Systematic Review and Meta-Analysis
Using preferred reporting items for systematic reviews and meta-analyses (PRISMA) guidelines, PubMed, Cochrane Library, and Scopus were queried for primary studies examining pain outcomes after MVD for TN published between 1988 and March 2018. Potential biases were assessed for included studies. Pain freedom (ie, Barrow Neurological Institute score of 1) at last follow-up was the primary outcome measure. Variables associated with pain freedom on preliminary analysis underwent formal meta-analysis.
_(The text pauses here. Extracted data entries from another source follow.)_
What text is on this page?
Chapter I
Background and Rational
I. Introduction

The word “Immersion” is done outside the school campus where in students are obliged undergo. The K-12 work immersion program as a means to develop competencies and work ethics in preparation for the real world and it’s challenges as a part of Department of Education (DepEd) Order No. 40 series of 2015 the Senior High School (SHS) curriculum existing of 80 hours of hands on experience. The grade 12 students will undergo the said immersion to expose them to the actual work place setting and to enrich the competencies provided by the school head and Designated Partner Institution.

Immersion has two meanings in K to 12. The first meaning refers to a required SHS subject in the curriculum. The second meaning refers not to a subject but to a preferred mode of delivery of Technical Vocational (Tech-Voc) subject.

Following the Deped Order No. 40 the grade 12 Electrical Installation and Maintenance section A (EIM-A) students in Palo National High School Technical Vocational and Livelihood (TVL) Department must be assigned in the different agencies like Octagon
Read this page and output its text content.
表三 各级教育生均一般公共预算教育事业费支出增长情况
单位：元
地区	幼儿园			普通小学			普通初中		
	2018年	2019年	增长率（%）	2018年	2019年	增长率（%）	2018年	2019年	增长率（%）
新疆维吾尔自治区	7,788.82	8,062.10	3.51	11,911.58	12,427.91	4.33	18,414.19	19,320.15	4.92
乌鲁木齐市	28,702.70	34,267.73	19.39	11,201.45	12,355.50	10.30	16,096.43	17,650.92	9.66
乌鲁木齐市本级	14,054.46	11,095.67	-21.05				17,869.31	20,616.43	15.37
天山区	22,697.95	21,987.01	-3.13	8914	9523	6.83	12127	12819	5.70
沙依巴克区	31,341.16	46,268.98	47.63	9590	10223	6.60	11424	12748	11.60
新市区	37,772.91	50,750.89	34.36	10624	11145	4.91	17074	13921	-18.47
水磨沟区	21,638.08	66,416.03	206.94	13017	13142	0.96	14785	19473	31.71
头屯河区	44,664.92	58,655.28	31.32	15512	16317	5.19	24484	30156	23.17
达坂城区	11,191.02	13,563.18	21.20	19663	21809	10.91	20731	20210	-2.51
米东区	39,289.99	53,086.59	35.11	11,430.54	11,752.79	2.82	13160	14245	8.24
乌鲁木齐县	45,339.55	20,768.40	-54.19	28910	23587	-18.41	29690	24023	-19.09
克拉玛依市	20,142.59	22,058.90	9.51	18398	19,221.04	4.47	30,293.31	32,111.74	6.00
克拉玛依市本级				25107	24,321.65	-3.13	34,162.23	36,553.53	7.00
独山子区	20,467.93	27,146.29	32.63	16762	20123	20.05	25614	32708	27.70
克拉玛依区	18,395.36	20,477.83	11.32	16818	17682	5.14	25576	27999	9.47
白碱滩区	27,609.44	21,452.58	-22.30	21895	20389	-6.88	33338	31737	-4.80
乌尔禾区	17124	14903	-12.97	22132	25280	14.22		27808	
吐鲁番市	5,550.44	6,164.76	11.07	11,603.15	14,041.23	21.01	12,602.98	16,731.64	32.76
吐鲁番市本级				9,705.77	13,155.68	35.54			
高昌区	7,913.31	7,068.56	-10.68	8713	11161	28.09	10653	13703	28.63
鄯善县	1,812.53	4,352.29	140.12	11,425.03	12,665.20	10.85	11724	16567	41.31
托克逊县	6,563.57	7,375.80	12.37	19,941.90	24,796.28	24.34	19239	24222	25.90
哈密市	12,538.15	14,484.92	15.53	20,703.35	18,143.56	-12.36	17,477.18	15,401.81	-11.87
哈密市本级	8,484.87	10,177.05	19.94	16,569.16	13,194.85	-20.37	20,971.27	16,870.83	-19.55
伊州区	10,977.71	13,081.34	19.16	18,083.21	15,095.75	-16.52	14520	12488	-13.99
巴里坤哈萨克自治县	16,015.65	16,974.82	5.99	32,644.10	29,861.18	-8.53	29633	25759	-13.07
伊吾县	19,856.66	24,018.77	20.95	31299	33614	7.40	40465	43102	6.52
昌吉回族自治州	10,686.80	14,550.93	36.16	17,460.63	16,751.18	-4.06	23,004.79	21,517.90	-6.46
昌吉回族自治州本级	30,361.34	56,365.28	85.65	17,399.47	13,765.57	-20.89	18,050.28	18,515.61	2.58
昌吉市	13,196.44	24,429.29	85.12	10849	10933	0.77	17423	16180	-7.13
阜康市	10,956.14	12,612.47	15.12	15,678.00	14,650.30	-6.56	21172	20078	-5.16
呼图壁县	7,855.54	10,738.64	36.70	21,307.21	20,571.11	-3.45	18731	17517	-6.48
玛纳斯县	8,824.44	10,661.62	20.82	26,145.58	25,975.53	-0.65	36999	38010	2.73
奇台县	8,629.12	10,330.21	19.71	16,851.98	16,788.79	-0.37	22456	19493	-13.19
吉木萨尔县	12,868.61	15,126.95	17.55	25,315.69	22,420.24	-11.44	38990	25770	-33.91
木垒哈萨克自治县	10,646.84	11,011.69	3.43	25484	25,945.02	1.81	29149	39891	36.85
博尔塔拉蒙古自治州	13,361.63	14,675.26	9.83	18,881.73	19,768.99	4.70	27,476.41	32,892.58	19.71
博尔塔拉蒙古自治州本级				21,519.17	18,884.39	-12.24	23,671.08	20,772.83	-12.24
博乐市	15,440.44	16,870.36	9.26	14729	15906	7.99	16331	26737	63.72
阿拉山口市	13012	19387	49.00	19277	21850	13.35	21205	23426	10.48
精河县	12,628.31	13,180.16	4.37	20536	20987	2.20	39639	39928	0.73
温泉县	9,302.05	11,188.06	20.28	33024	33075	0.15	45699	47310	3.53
Odds ratios (OR) and 95% confidence intervals (CI) were calculated for possible predictors.
Outcome data were analyzed for 3897 patients from 46 studies (7 prospective, 39 retrospective). Overall, 76.0% of patients achieved pain freedom after MVD with a mean follow-up of 1.7 ± 1.3 (standard deviation) yr. Predictors of pain freedom on meta-analysis using random effects models included (1) disease duration ≤5 yr (OR = 2.06, 95% CI = 1.08-3.95); (2) arterial compression over venous or other (OR = 3.35, 95% CI = 1.91-5.88); (3) superior cerebellar artery involvement (OR = 2.02, 95% CI = 1.02-4.03), and (4) type 1 Burchiel classification (OR = 2.49, 95% CI = 1.32-4.67).
Approximately three-quarters of patients with drug-resistant TN achieve pain freedom after MVD. Shorter disease duration, arterial compression, and type 1 Burchiel classification may predict a more favorable outcome. These results may improve patient selection and provider expectations 6).